В доме не было умывальника и хотя бы кусочка мыла. Супруги Майар полагали, что грязи не выдержит ни один болезнетворный микроорганизм, и попросту не мыли девочку.
Когда отец Эдит Луи Гасьон приехал с фронта в отпуск, он не мог без отвращения обнять свою дочь – до того она была запущена и не мыта… Но все же девочка выжила. И во многом благодаря заботе стариков-алкоголиков, которые ее, по крайней мере, кормили.
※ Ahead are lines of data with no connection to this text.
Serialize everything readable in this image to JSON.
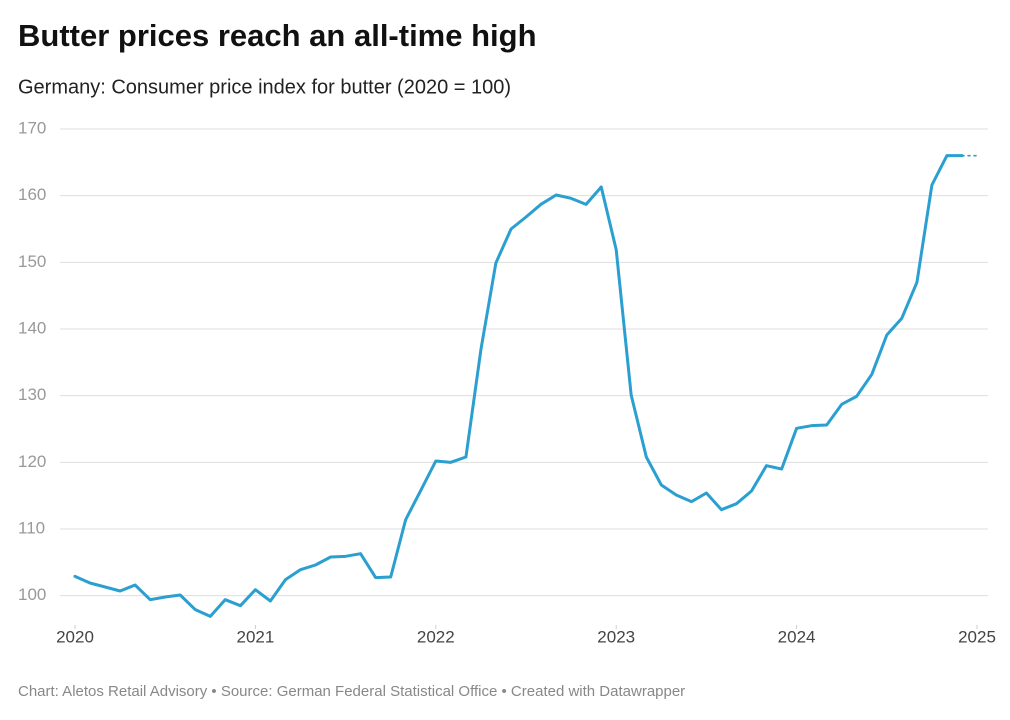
{
  "chart_data": {
    "type": "line",
    "title": "Butter prices reach an all-time high",
    "subtitle": "Germany: Consumer price index for butter (2020 = 100)",
    "footer": "Chart: Aletos Retail Advisory • Source: German Federal Statistical Office • Created with Datawrapper",
    "xlim": [
      2020,
      2025
    ],
    "xticks": [
      2020,
      2021,
      2022,
      2023,
      2024,
      2025
    ],
    "ylim": [
      95,
      170
    ],
    "yticks": [
      100,
      110,
      120,
      130,
      140,
      150,
      160,
      170
    ],
    "grid": true,
    "series": [
      {
        "color": "#2a9fd0",
        "dashed": false,
        "x": [
          2020,
          2020.083,
          2020.167,
          2020.25,
          2020.333,
          2020.417,
          2020.5,
          2020.583,
          2020.667,
          2020.75,
          2020.833,
          2020.917,
          2021,
          2021.083,
          2021.167,
          2021.25,
          2021.333,
          2021.417,
          2021.5,
          2021.583,
          2021.667,
          2021.75,
          2021.833,
          2021.917,
          2022,
          2022.083,
          2022.167,
          2022.25,
          2022.333,
          2022.417,
          2022.5,
          2022.583,
          2022.667,
          2022.75,
          2022.833,
          2022.917,
          2023,
          2023.083,
          2023.167,
          2023.25,
          2023.333,
          2023.417,
          2023.5,
          2023.583,
          2023.667,
          2023.75,
          2023.833,
          2023.917,
          2024,
          2024.083,
          2024.167,
          2024.25,
          2024.333,
          2024.417,
          2024.5,
          2024.583,
          2024.667,
          2024.75,
          2024.833,
          2024.917
        ],
        "values": [
          102.9,
          101.9,
          101.3,
          100.7,
          101.6,
          99.4,
          99.8,
          100.1,
          97.9,
          96.9,
          99.4,
          98.5,
          100.9,
          99.2,
          102.4,
          103.9,
          104.6,
          105.8,
          105.9,
          106.3,
          102.7,
          102.8,
          111.4,
          115.8,
          120.2,
          120.0,
          120.8,
          136.9,
          149.9,
          155.0,
          156.8,
          158.7,
          160.1,
          159.6,
          158.7,
          161.3,
          151.9,
          130.1,
          120.8,
          116.6,
          115.1,
          114.1,
          115.4,
          112.9,
          113.8,
          115.7,
          119.5,
          119.0,
          125.1,
          125.5,
          125.6,
          128.7,
          129.9,
          133.2,
          139.1,
          141.6,
          147.0,
          161.6,
          166.0,
          166.0
        ]
      },
      {
        "color": "#2a9fd0",
        "dashed": true,
        "x": [
          2024.917,
          2025
        ],
        "values": [
          166.0,
          166.0
        ]
      }
    ]
  }
}
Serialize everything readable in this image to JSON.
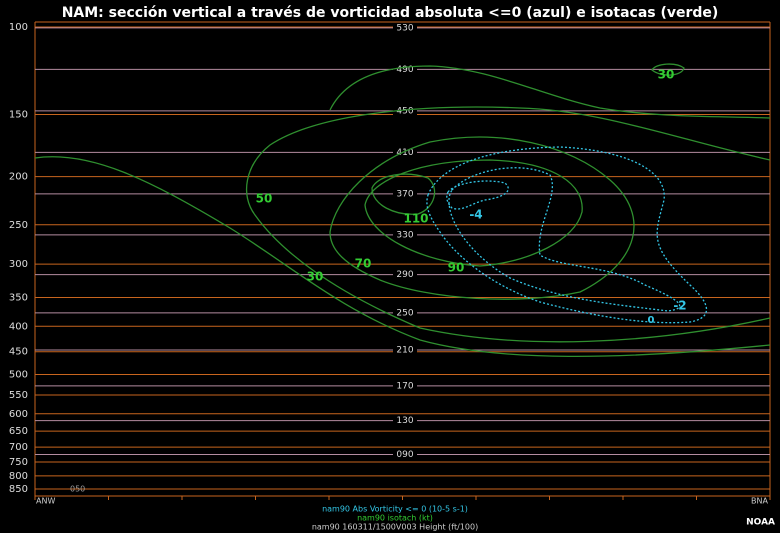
{
  "chart_data": {
    "type": "cross-section",
    "title": "NAM: sección vertical a través de vorticidad absoluta <=0 (azul) e isotacas (verde)",
    "ylim": [
      100,
      850
    ],
    "yticks": [
      100,
      150,
      200,
      250,
      300,
      350,
      400,
      450,
      500,
      550,
      600,
      650,
      700,
      750,
      800,
      850
    ],
    "log_scale": true,
    "y_inverted": true,
    "grid": true,
    "grid_color": "#c8651e",
    "x_labels": [
      "ANW",
      "BNA"
    ],
    "bottom_label": "050",
    "height_contours": [
      530,
      490,
      450,
      410,
      370,
      330,
      290,
      250,
      210,
      170,
      130,
      {
        "value": 90,
        "label": "090"
      }
    ],
    "height_color": "#b48ca0",
    "isotach_labels": [
      30,
      50,
      70,
      90,
      110,
      30
    ],
    "isotach_color": "#2f8f2f",
    "isotach_label_color": "#33cc33",
    "vorticity_labels": [
      -4,
      -2,
      0
    ],
    "vorticity_color": "#33c6e6",
    "legend": [
      {
        "name": "nam90 Abs Vorticity <= 0 (10-5 s-1)",
        "color": "#33c6e6"
      },
      {
        "name": "nam90 isotach (kt)",
        "color": "#33cc33"
      },
      {
        "name": "nam90 160311/1500V003 Height (ft/100)",
        "color": "#cccccc"
      }
    ]
  },
  "credit": "NOAA"
}
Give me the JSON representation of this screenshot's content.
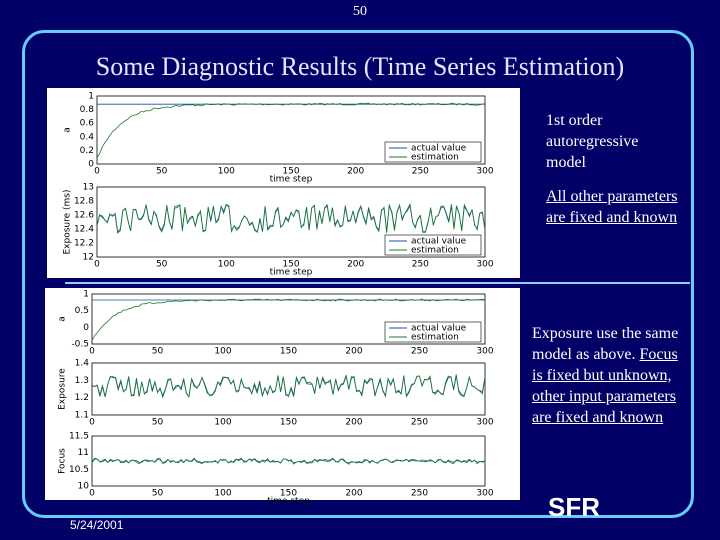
{
  "page_number": "50",
  "title": "Some Diagnostic Results (Time Series Estimation)",
  "date": "5/24/2001",
  "logo": "SFR",
  "notes": [
    {
      "text": "1st order autoregressive model",
      "underlined": ""
    },
    {
      "text": "",
      "underlined": "All other parameters are fixed and known"
    },
    {
      "text": "Exposure use the same model as above.",
      "underlined": "Focus is fixed but unknown, other input parameters are fixed and known"
    }
  ],
  "figures": [
    {
      "panels": [
        {
          "ylabel": "a",
          "yticks": [
            "1",
            "0.8",
            "0.6",
            "0.4",
            "0.2",
            "0"
          ],
          "xticks": [
            "0",
            "50",
            "100",
            "150",
            "200",
            "250",
            "300"
          ],
          "xlabel": "time step",
          "legend": [
            "actual value",
            "estimation"
          ]
        },
        {
          "ylabel": "Exposure (ms)",
          "yticks": [
            "13",
            "12.8",
            "12.6",
            "12.4",
            "12.2",
            "12"
          ],
          "xticks": [
            "0",
            "50",
            "100",
            "150",
            "200",
            "250",
            "300"
          ],
          "xlabel": "time step",
          "legend": [
            "actual value",
            "estimation"
          ]
        }
      ]
    },
    {
      "panels": [
        {
          "ylabel": "a",
          "yticks": [
            "1",
            "0.5",
            "0",
            "-0.5"
          ],
          "xticks": [
            "0",
            "50",
            "100",
            "150",
            "200",
            "250",
            "300"
          ],
          "legend": [
            "actual value",
            "estimation"
          ]
        },
        {
          "ylabel": "Exposure",
          "yticks": [
            "1.4",
            "1.3",
            "1.2",
            "1.1"
          ],
          "xticks": [
            "0",
            "50",
            "100",
            "150",
            "200",
            "250",
            "300"
          ]
        },
        {
          "ylabel": "Focus",
          "yticks": [
            "11.5",
            "11",
            "10.5",
            "10"
          ],
          "xticks": [
            "0",
            "50",
            "100",
            "150",
            "200",
            "250",
            "300"
          ],
          "xlabel": "time step"
        }
      ]
    }
  ]
}
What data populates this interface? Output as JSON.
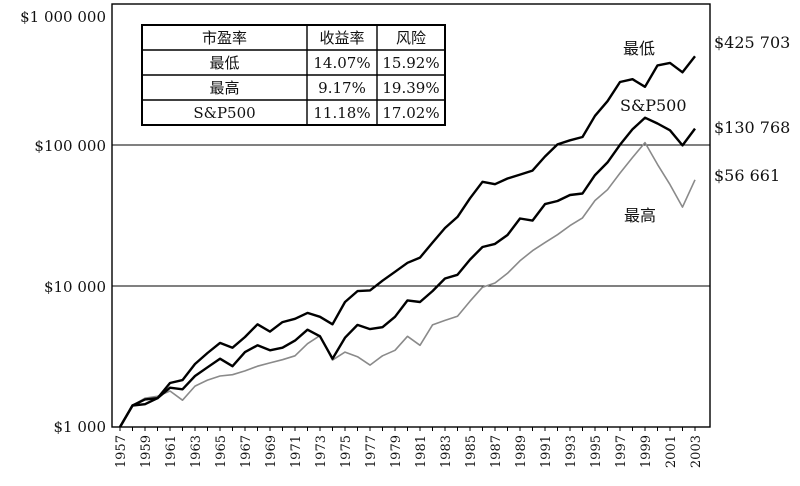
{
  "chart_data": {
    "type": "line",
    "y_scale": "log",
    "ylim": [
      1000,
      1000000
    ],
    "y_ticks": [
      1000,
      10000,
      100000,
      1000000
    ],
    "y_tick_labels": [
      "$1 000",
      "$10 000",
      "$100 000",
      "$1 000 000"
    ],
    "x_ticks": [
      "1957",
      "1959",
      "1961",
      "1963",
      "1965",
      "1967",
      "1969",
      "1971",
      "1973",
      "1975",
      "1977",
      "1979",
      "1981",
      "1983",
      "1985",
      "1987",
      "1989",
      "1991",
      "1993",
      "1995",
      "1997",
      "1999",
      "2001",
      "2003"
    ],
    "x": [
      1957,
      1958,
      1959,
      1960,
      1961,
      1962,
      1963,
      1964,
      1965,
      1966,
      1967,
      1968,
      1969,
      1970,
      1971,
      1972,
      1973,
      1974,
      1975,
      1976,
      1977,
      1978,
      1979,
      1980,
      1981,
      1982,
      1983,
      1984,
      1985,
      1986,
      1987,
      1988,
      1989,
      1990,
      1991,
      1992,
      1993,
      1994,
      1995,
      1996,
      1997,
      1998,
      1999,
      2000,
      2001,
      2002,
      2003
    ],
    "series": [
      {
        "name": "最低",
        "color": "#000000",
        "end_label": "$425 703",
        "values": [
          1000,
          1420,
          1570,
          1600,
          2050,
          2150,
          2800,
          3350,
          3950,
          3650,
          4350,
          5350,
          4750,
          5550,
          5850,
          6450,
          6050,
          5350,
          7700,
          9200,
          9300,
          10900,
          12600,
          14600,
          15900,
          20300,
          25800,
          30900,
          41900,
          54800,
          52700,
          57900,
          61700,
          65800,
          82900,
          101000,
          107900,
          114000,
          161100,
          204600,
          279700,
          293100,
          258500,
          367100,
          382400,
          328000,
          425703
        ]
      },
      {
        "name": "S&P500",
        "color": "#000000",
        "end_label": "$130 768",
        "values": [
          1000,
          1420,
          1450,
          1600,
          1900,
          1850,
          2300,
          2650,
          3050,
          2700,
          3400,
          3800,
          3500,
          3650,
          4100,
          4900,
          4400,
          3050,
          4300,
          5300,
          4950,
          5100,
          6050,
          7900,
          7700,
          9200,
          11300,
          12000,
          15400,
          18900,
          19900,
          23000,
          30100,
          29100,
          38100,
          40100,
          44200,
          45300,
          61200,
          75300,
          100400,
          129200,
          156200,
          142000,
          127100,
          99300,
          130768
        ]
      },
      {
        "name": "最高",
        "color": "#8a8a8a",
        "end_label": "$56 661",
        "values": [
          1000,
          1420,
          1600,
          1650,
          1800,
          1550,
          1950,
          2150,
          2300,
          2350,
          2500,
          2700,
          2850,
          3000,
          3200,
          3900,
          4450,
          2980,
          3400,
          3150,
          2750,
          3200,
          3500,
          4400,
          3800,
          5300,
          5700,
          6100,
          7800,
          9800,
          10500,
          12300,
          15100,
          17800,
          20300,
          23100,
          26800,
          30400,
          40400,
          48200,
          63200,
          81500,
          104000,
          72900,
          52400,
          36300,
          56661
        ]
      }
    ],
    "table": {
      "header": [
        "市盈率",
        "收益率",
        "风险"
      ],
      "rows": [
        [
          "最低",
          "14.07%",
          "15.92%"
        ],
        [
          "最高",
          "9.17%",
          "19.39%"
        ],
        [
          "S&P500",
          "11.18%",
          "17.02%"
        ]
      ]
    },
    "grid": "horizontal",
    "title": "",
    "xlabel": "",
    "ylabel": ""
  }
}
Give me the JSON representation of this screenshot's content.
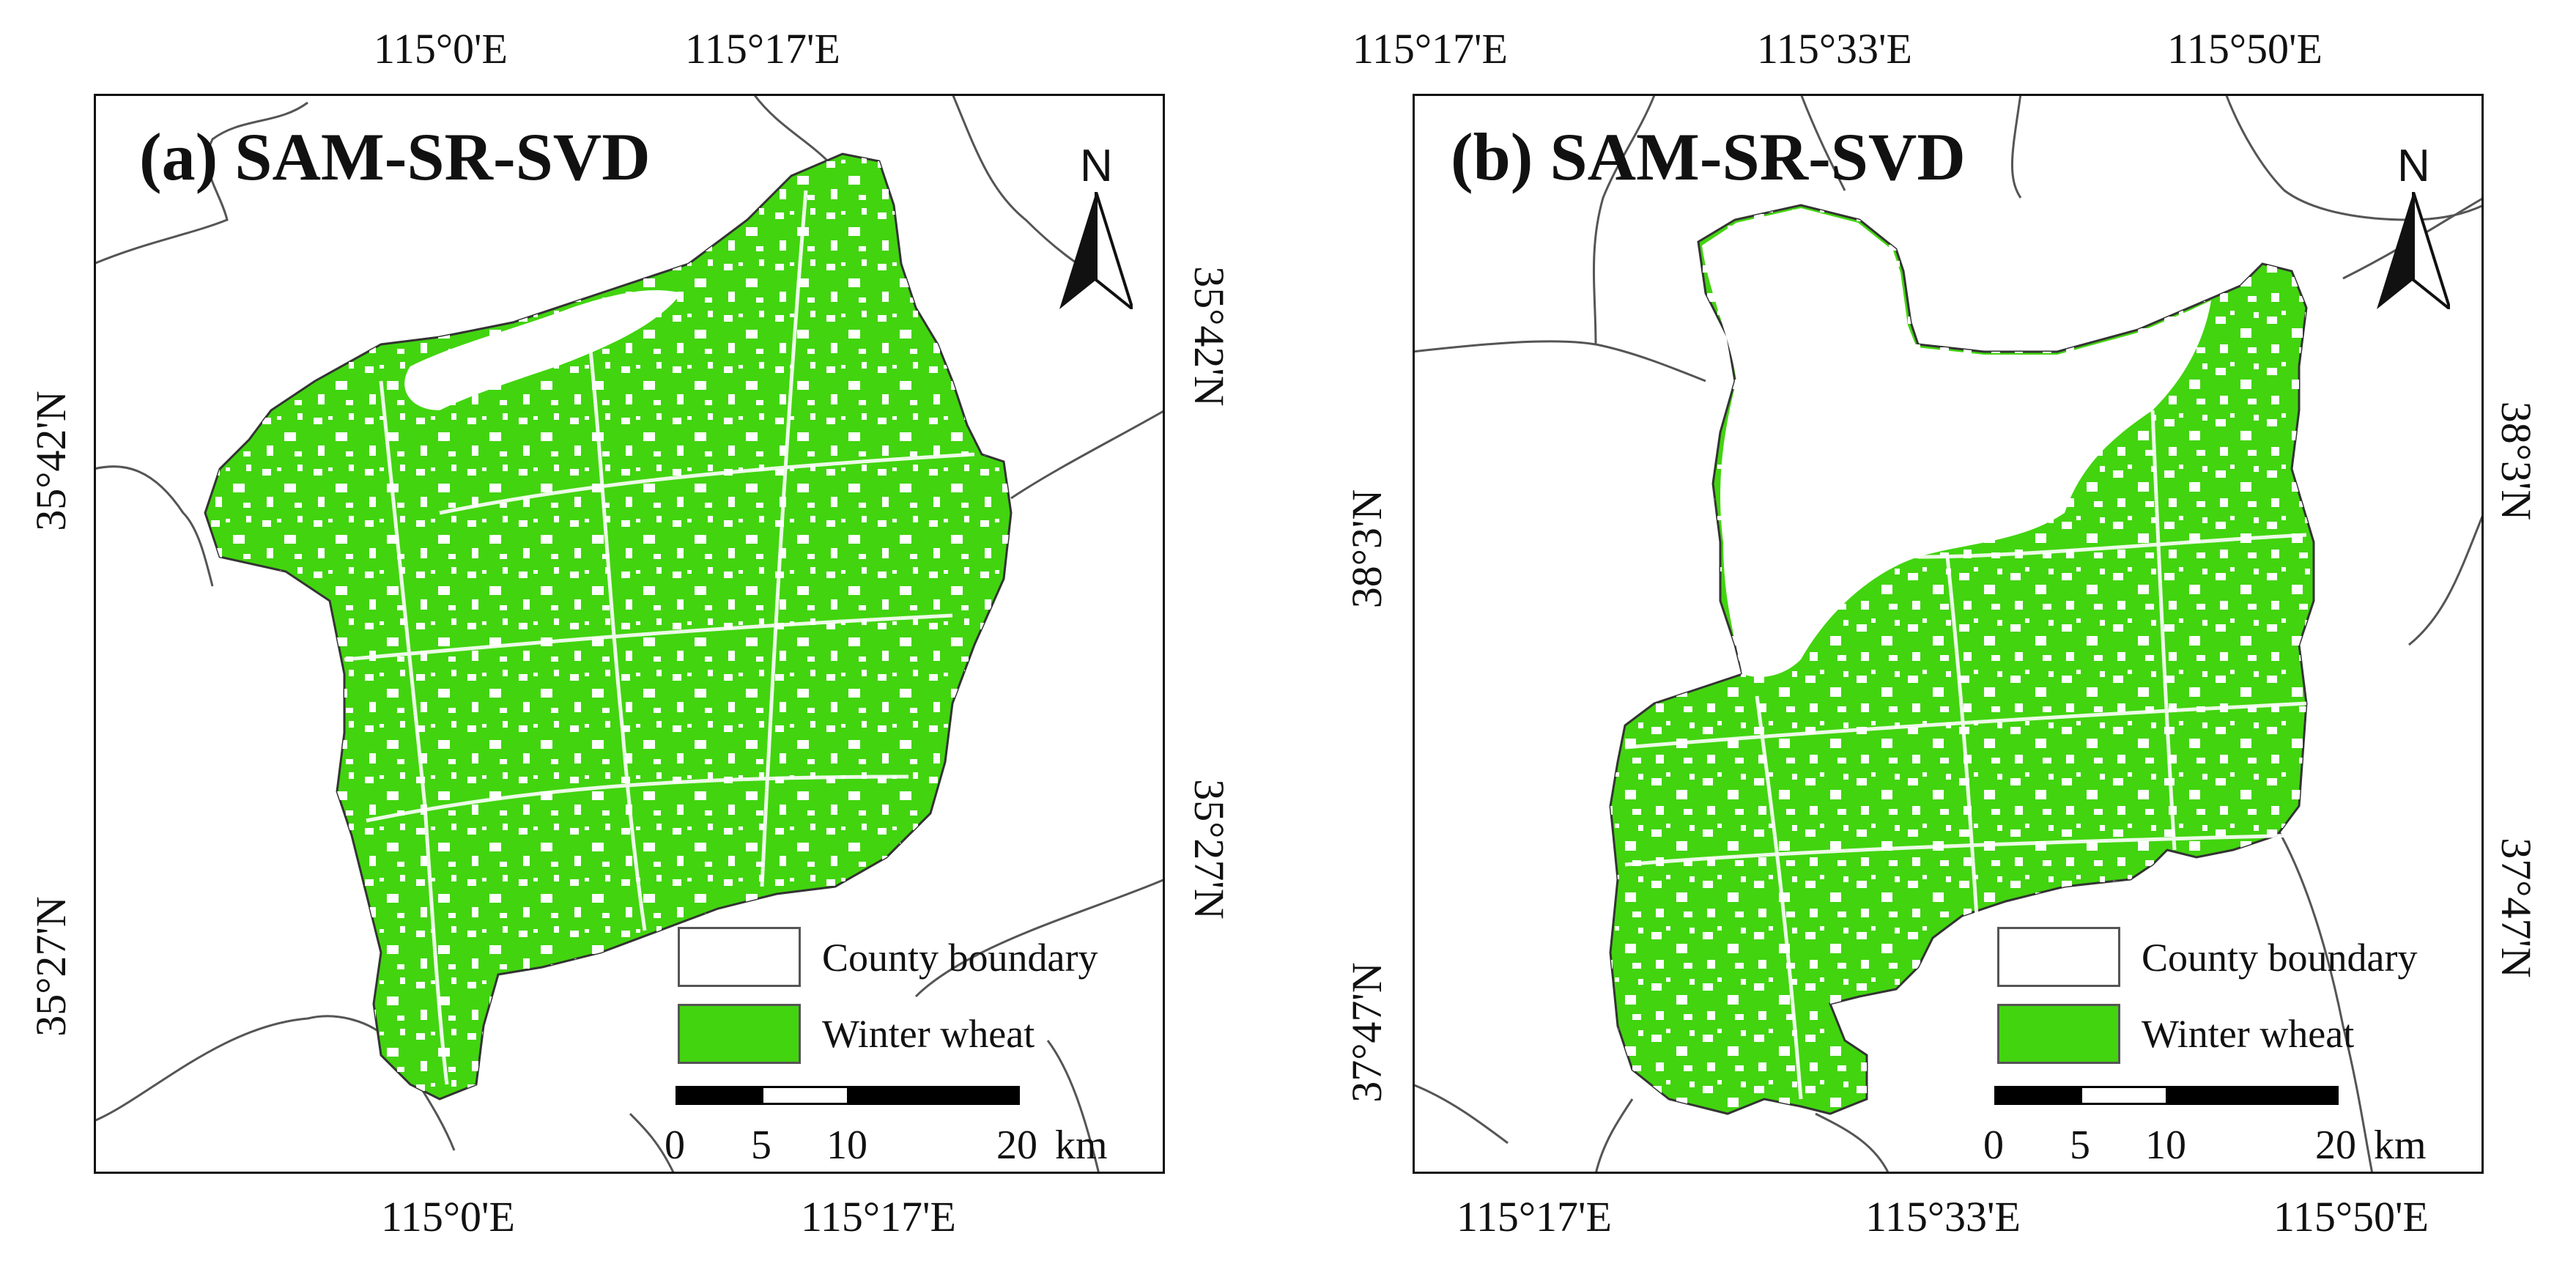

В том же 1917 году двухлетняя Эдит навсегда покинула дом деда и бабки Майар. Отец увез ее в Нормандию – к другой бабушке, Луизе Гасьон. Отныне Эдит жила в… публичном доме, где бабушка Луиза служила кухаркой. А отец Луи снова отправился на фронт защищать интересы Франции.
Эдит Пиаф в молодости.
Какое ужасное место для ребенка – публичный дом… А Эдит Пиаф на всю жизнь сохранила добрые воспоминания и о том месте, где провела раннее детство, и о женщинах, нянчивших и баловавших ее, и о добрейшей бабушке Луизе.
Для пожилой женщины, прошедшей все круги ада уличной проститутки, крошка Эдит была светлым ангелом, за заботу о котором ей простят все грехи (которые, впрочем, она не вполне считала грехами – каждый в этом мире кормится тем, что может добыть).